Seorang wanita Barat,
artis, aktivis feminis liberal, model, yang hidup layaknya seperti para wanita
Barat dalam gaya hidup dan cara berpakaian seperti menggunakan bikini, kemudian
masuk Islam setelah menyadari bahwa Islam sangat menjaga harga diri dan hak-hak
perempuan, dan ia kemudian memakai Niqab yang ia yakini sebagai simbol
kebebasan wanita, ia menulis kisahnya sebagai berikut:
Aku seorang wanita
Amerika yang lahir di tengah jantung Amerika. Aku tumbuh seperti gadis lainnya
(seperti biasanya wanita Barat –red), terpaku dengan hidup glamor di kota
besar.

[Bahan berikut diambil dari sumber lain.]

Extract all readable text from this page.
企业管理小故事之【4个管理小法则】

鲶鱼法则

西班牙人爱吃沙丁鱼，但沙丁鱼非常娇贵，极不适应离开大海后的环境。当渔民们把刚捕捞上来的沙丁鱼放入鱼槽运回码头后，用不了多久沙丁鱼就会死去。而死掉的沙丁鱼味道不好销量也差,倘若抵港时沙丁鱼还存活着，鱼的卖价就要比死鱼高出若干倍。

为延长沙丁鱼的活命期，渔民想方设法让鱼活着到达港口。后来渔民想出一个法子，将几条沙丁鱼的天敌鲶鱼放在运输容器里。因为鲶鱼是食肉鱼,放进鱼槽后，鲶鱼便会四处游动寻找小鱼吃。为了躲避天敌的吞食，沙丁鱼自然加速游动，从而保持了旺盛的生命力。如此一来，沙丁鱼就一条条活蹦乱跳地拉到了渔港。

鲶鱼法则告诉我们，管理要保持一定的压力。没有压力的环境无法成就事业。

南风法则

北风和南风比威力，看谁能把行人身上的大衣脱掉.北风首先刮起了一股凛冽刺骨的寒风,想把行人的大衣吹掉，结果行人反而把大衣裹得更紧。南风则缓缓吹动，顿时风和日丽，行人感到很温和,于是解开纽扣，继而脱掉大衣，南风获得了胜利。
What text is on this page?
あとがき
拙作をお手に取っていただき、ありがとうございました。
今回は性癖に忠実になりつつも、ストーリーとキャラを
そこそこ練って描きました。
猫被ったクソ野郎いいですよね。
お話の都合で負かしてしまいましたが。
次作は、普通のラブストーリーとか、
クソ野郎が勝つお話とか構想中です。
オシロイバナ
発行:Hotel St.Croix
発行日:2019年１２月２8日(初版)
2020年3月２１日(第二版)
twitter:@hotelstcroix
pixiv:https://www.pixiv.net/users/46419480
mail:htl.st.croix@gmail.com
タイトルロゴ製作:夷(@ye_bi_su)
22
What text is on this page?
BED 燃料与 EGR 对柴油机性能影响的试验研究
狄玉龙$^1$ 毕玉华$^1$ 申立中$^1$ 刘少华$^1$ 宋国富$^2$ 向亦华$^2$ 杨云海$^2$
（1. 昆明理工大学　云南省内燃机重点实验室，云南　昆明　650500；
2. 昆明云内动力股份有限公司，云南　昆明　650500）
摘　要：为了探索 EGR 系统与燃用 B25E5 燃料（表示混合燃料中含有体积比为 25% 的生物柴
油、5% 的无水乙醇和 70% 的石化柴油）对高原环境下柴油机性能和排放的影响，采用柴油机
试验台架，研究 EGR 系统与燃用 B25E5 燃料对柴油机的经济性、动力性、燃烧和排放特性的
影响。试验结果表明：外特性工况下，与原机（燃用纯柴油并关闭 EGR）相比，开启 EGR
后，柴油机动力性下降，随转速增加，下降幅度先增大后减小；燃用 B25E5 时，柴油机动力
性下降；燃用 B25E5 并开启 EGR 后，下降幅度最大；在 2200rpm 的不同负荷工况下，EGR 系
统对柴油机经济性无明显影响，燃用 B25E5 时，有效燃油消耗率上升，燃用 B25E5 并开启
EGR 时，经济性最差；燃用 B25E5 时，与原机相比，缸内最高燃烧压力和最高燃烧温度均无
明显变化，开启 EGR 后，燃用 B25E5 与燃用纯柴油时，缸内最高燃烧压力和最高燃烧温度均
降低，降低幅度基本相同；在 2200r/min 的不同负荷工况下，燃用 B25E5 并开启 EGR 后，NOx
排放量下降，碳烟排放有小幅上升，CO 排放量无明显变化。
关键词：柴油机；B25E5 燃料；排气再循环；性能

Akhirnya aku pindah ke Flourida dan kemudian ke Pantai selatan Miami,
pusatnya bagi yang mencari kehidupan glamor. Tentu saja aku melakukan apa yang
rata-rata para wanita Barat lakukan.
Aku fokus pada penampilanku dan mendasarkan diriku “berharga”
pada berapa banyak perhatian yang aku dapat dari orang lain. Saya bekerja
diluar batas keagamaan dan menjadi personal trainer, memperoleh sebuah rumah
tepi pantai kelas atas, menjadi seorang “penunjuk” pantai-bioskop dan dapat
mrncapai gaya hidup (ala Barat –red).
Bertahun-tahun
berlalu, hanya untuk menyadari bahwa skala ku dalam pemenuhan diri dan
kebahagiaaan meluncur turun, semakin aku berkembang di tampilan “feminim” ku.
Aku adalah budak fashion, aku adalah seorang sandera dalam penampilanku.
Karena kesenjangan berlanjut semakin melebar antara pemenuhan
diri dan gaya hidup, aku mencari pertolongan untuk terlepas dari alkohol dan
pesta ke meditasi, aktivisme, dan alternative agama. Akhirnya aku menyadari
bahwa semua itu (alkohol dan gaya hidup hedonis –red) hanyalah pembunuh
untuk “rasa sakit” bukan obat yang efektif.
Pada saat itu adalah
11 September 2001. Dimana aku menyaksikan serangan berikutnya adalah terhadap
Islam, nilai-nilai dan budaya-budaya Islam, dan deklarasi paling terkenal
“perang salib baru”, aku mulai melihat sesuatu yang disebut Islam. Hingga pada
saat itu, semua aku kaitkan dengan Islam, para wanita yang “terkurung dalam
tenda”, para pemukul Istri (kekerasan suami), dan dunia “terorisme”.
Sebagai seorang
feminis liberal, dan seorang aktivis yang mengejar dunia yang lebih baik,
jalanku bertemu dengan para aktivis lainnya yang telah lama mempimpin
“reformasi penyebab diskriminasi dan keadilan untuk semua (kelompok feminis)”.
Suatu hari, aku
menemukan sebuah buku yang stereotip negatif di Barat -Kitab suci Al Qur’an- .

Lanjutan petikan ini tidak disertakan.